If a song from this album soundtracked a Nick Cave film, it would be: Again, none. Black Snake Moan.
Mustache: Trucker
Best man-made animal sounds: The sound of a bee buzzing on “Honey Bee”.
Hints of The Birthday Party’s proto-punk: “No Pussy Blues” sounds a little like The Dictators’ “Pussy and Money”, but maybe that’s just the pussy part.
-Harley Brown

Personnel: Martyn P. Casey, Nick Cave, Warren Ellis, Mick Harvey, James Johnston, Jim Sclavunos, and James Wydler.
Tracks: 11
Songs with Biblical References: Three
Most Used Word: “Down”
Mustache: Glorious
Craziest Line: “Here comes Alina with the black eyes, she’s given herself a transfusion/ she’s filled herself with Panda blood to avoid the confusion.”
Did Grinderman bring a little edge back to the Bad Seeds? Absolutely.
Ideal Listening Scenario: Driving across middle America (okay, this one might be personal)
Fitting final line if this is the last Bad Seeds record: “Well, I’ve gotta say goodbye, goodbye, goodbye.”

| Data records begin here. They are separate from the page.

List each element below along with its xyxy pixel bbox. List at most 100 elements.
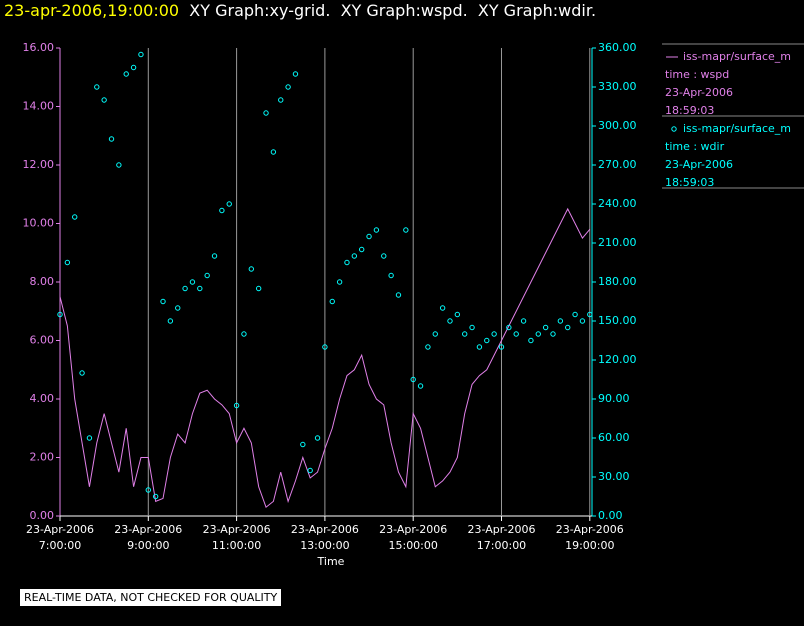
wdir-point — [373, 227, 380, 233]
x-tick-label: 23-Apr-2006 17:00:00 — [467, 523, 536, 552]
wdir-point — [344, 259, 350, 266]
wdir-point — [123, 71, 129, 77]
wdir-point — [278, 97, 284, 103]
wdir-point — [322, 344, 328, 350]
wdir-point — [116, 162, 122, 168]
wdir-point — [226, 201, 232, 207]
x-tick-label: 23-Apr-2006 9:00:00 — [114, 523, 183, 552]
y2-tick-label: 120.00 — [598, 353, 637, 366]
legend-text: 18:59:03 — [665, 176, 714, 189]
wdir-point — [307, 467, 313, 474]
y2-tick-label: 300.00 — [598, 119, 637, 132]
wdir-point — [211, 253, 218, 259]
wdir-point — [182, 285, 188, 292]
wdir-point — [138, 51, 144, 58]
title-text: XY Graph:xy-grid. XY Graph:wspd. XY Grap… — [179, 1, 597, 20]
legend-name: iss-mapr/surface_m — [683, 122, 791, 135]
legend-text: time : wspd — [665, 68, 729, 81]
legend-text: 23-Apr-2006 — [665, 158, 733, 171]
wdir-point — [403, 227, 409, 233]
wdir-point — [462, 331, 468, 337]
wdir-point — [329, 298, 335, 305]
wdir-point — [484, 337, 490, 344]
wdir-point — [72, 214, 78, 220]
wdir-point — [197, 285, 203, 292]
y-tick-label: 6.00 — [30, 334, 55, 347]
y2-tick-label: 240.00 — [598, 197, 637, 210]
wdir-point — [300, 441, 306, 448]
y-tick-label: 14.00 — [23, 100, 55, 113]
x-tick-label: 23-Apr-2006 13:00:00 — [290, 523, 359, 552]
wdir-point — [152, 493, 159, 500]
y2-tick-label: 0.00 — [598, 509, 623, 522]
wdir-point — [520, 318, 527, 324]
wdir-point — [314, 435, 321, 441]
wdir-point — [572, 311, 578, 318]
y-tick-label: 8.00 — [30, 275, 55, 288]
wdir-point — [336, 279, 343, 285]
wdir-point — [388, 272, 394, 279]
wdir-point — [255, 285, 262, 292]
title-time: 23-apr-2006,19:00:00 — [4, 1, 180, 20]
wdir-point — [425, 344, 431, 350]
wdir-point — [263, 110, 269, 116]
wdir-point — [476, 344, 483, 350]
y-tick-label: 4.00 — [30, 392, 55, 405]
wdir-point — [395, 292, 402, 298]
wdir-point — [579, 318, 586, 324]
legend-name: iss-mapr/surface_m — [683, 50, 791, 63]
wdir-point — [145, 487, 151, 493]
y2-tick-label: 360.00 — [598, 41, 637, 54]
wdir-point — [175, 305, 181, 311]
wdir-point — [417, 383, 424, 389]
wdir-point — [439, 305, 446, 311]
wdir-point — [565, 324, 571, 331]
y-tick-label: 16.00 — [23, 41, 55, 54]
y-tick-label: 0.00 — [30, 509, 55, 522]
quality-note: REAL-TIME DATA, NOT CHECKED FOR QUALITY — [20, 589, 282, 606]
legend-text: 18:59:03 — [665, 104, 714, 117]
x-axis-label: Time — [317, 555, 345, 568]
y2-tick-label: 60.00 — [598, 431, 630, 444]
wdir-point — [454, 311, 461, 318]
title: 23-apr-2006,19:00:00 XY Graph:xy-grid. X… — [4, 1, 596, 20]
wdir-point — [292, 71, 299, 77]
wdir-point — [94, 84, 100, 90]
wdir-point — [167, 318, 174, 324]
wdir-point — [270, 149, 277, 155]
wdir-point — [189, 279, 196, 285]
wdir-point — [219, 207, 225, 214]
wdir-point — [204, 272, 210, 279]
wdir-point — [447, 318, 453, 324]
y-tick-label: 2.00 — [30, 451, 55, 464]
y-tick-label: 10.00 — [23, 217, 55, 230]
wdir-point — [79, 370, 85, 376]
wdir-point — [130, 64, 137, 71]
wdir-point — [358, 246, 365, 253]
wdir-point — [535, 331, 541, 337]
y2-tick-label: 90.00 — [598, 392, 630, 405]
y2-tick-label: 210.00 — [598, 236, 637, 249]
wdir-point — [381, 253, 387, 259]
y2-tick-label: 180.00 — [598, 275, 637, 288]
wdir-point — [542, 324, 549, 331]
y2-tick-label: 150.00 — [598, 314, 637, 327]
legend-text: time : wdir — [665, 140, 725, 153]
wdir-point — [557, 318, 564, 324]
wdir-point — [469, 324, 475, 331]
x-tick-label: 23-Apr-2006 7:00:00 — [25, 523, 94, 552]
legend-marker — [671, 126, 677, 132]
wdir-point — [160, 298, 166, 305]
wdir-point — [550, 331, 556, 337]
wdir-point — [241, 331, 247, 337]
wdir-point — [513, 331, 519, 337]
wdir-point — [285, 84, 291, 90]
wdir-point — [57, 311, 63, 318]
wdir-point — [432, 331, 438, 337]
y-tick-label: 12.00 — [23, 158, 55, 171]
wdir-point — [366, 233, 372, 240]
x-tick-label: 23-Apr-2006 11:00:00 — [202, 523, 271, 552]
wdir-point — [248, 266, 255, 272]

One Sentence Verdict: Invigorated by the Grinderman experience, Nick Cave returns to his day job and brings them back to the early, gritty sound.
-Carson O’Shoney

Personnel: Martyn Casey, Nick Cave, Warren Ellis, and Jim Sclavunos.
Best series of lines on the album, maybe ever: “My baby calls me the Loch Ness monster/ Two great big humps and then I’m gone/ Actually, I’m the Abominable Snowman.”
Best euphemism for a sexual act: “I stick my fingers in your biscuit jar and crush up your gingerbread men.”
What’s swampier than swamp-crotch?: If “Bawitdaba”-era Kid Rock killed off Ozzy Osbourne and persuaded Black Sabbath to cover The Cramps, it might sound like the gnarly, nightmarish sludge of guitars that close out “When My Baby Comes”.
Additions to Most Dangerous Jobs, or else The Deadly Viper Assassination Squad: “Worm tamer,” “serpent wrangler,” and “mambo rider.”
When Nick Cave doesn’t sound like Nick Cave, he sounds like: Mark Lanegan
Brand of whiskey: Definitely moonshine this time. Specifically, this kind.
Mustache: Trucker
Song that should have been used in The Exorcist, but wasn’t: “EVIL! EVIL! EVIL!”